Although each clean class has the same amount of images, the number of human annotations for each clean category varies.
In the class-dependent label noise setting, noise transition matrices of CIFAR-10N and CIFAR-100N follow a more complex pattern.
The figure below visualizes transition matrices of CIFAR-10N noisy labels (color bar is log-norm transformed).
When the label dimension is high, i.e., CIFAR-100 which contains 100 classes, a frequent phenomenon appears:
one image may contain multiple classes which further lead to a new "co-exist" noise label pattern.
Here are some exemplary CIFAR-100 training images with multiple labels.
The text below each picture denotes the CIFAR-100 clean label (first row), and the human annotated noisy label (second row).
The figure below depicts noise transitions of human-level label noise and the synthetic version. We divide the representations of images from the same true class into 5 clusters by k-means. The representations come from the output before the final fully-connected layer of ResNet34. The model is trained on clean CIFAR-10. Negative cosine similarity measures the distance between features.
For Human noise (a), different rows of each visualized matrix exist more differences than that of synthetic class-dependent noise.

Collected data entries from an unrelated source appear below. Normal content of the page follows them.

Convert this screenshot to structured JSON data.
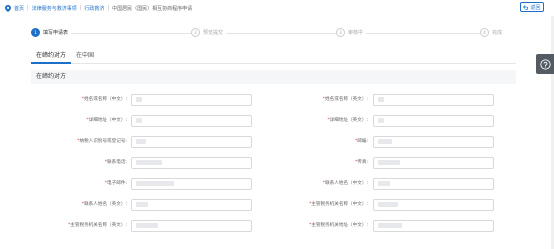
{
  "breadcrumb": {
    "items": [
      {
        "label": "首页"
      },
      {
        "label": "法律服务与救济事项"
      },
      {
        "label": "行政救济"
      },
      {
        "label": "中国居民（国民）相互协商程序申请"
      }
    ]
  },
  "back_button": {
    "label": "返回"
  },
  "steps": [
    {
      "num": "1",
      "label": "填写申请表"
    },
    {
      "num": "2",
      "label": "预览提交"
    },
    {
      "num": "3",
      "label": "审核中"
    },
    {
      "num": "4",
      "label": "完成"
    }
  ],
  "tabs": [
    {
      "label": "在缔约对方"
    },
    {
      "label": "在中国"
    }
  ],
  "section": {
    "title": "在缔约对方"
  },
  "form": {
    "rows": [
      {
        "left": {
          "label": "姓名或名称（中文）"
        },
        "right": {
          "label": "姓名或名称（英文）"
        }
      },
      {
        "left": {
          "label": "详细地址（中文）"
        },
        "right": {
          "label": "详细地址（英文）"
        }
      },
      {
        "left": {
          "label": "纳税人识别号或登记号"
        },
        "right": {
          "label": "邮编"
        }
      },
      {
        "left": {
          "label": "联系电话"
        },
        "right": {
          "label": "传真"
        }
      },
      {
        "left": {
          "label": "电子邮件"
        },
        "right": {
          "label": "联系人姓名（中文）"
        }
      },
      {
        "left": {
          "label": "联系人姓名（英文）"
        },
        "right": {
          "label": "主管税务机关名称（中文）"
        }
      },
      {
        "left": {
          "label": "主管税务机关名称（英文）"
        },
        "right": {
          "label": "主管税务机关地址（中文）"
        }
      }
    ]
  },
  "colors": {
    "accent": "#1e6fc7",
    "required": "#e4393c",
    "section_bg": "#f5f6f8"
  },
  "icons": {
    "location": "location-pin-icon",
    "back": "back-arrow-icon",
    "help": "help-circle-icon"
  }
}
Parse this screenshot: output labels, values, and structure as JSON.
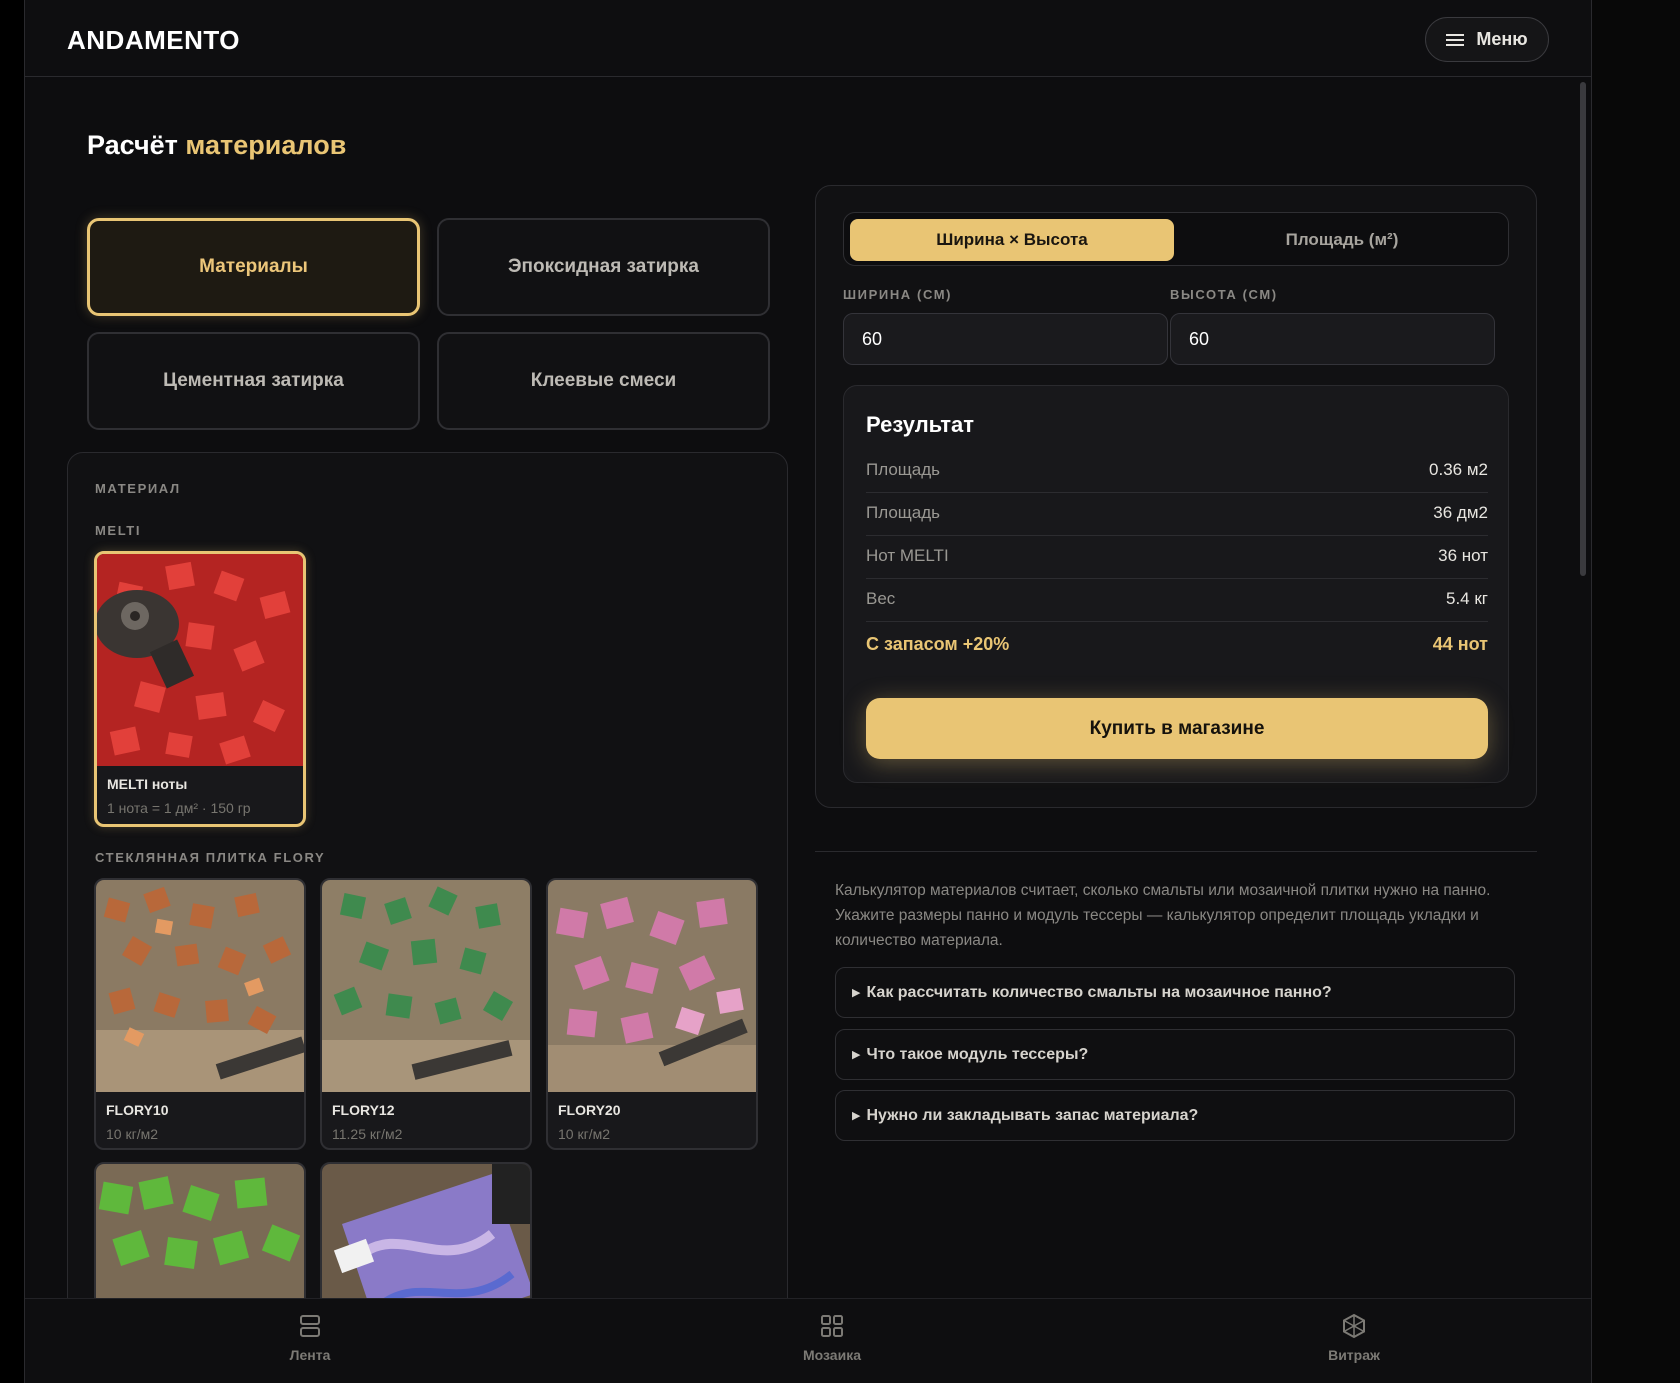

We also reproduce several methods on synthetic noisy CIFAR datasets generated by exactly the same noise transition matrices of CIFAR-N.
In the table below, we highlight that for most selected methods, class-dependent synthetic noise is much easier to learn on CIFAR-10, especially when the noise level is high. The gap is less obvious for CIFAR-100.
The figure below shows the memorization of clean/correct and wrongs labels on CIFAR-10N and synthetic noise with same T: red line denotes the percentage of memorized (wrongly predicted) samples, blue line denotes that of correctly predicted ones.
Deep Neural Nets memorize fetures more easily when learning with real-world human annotations!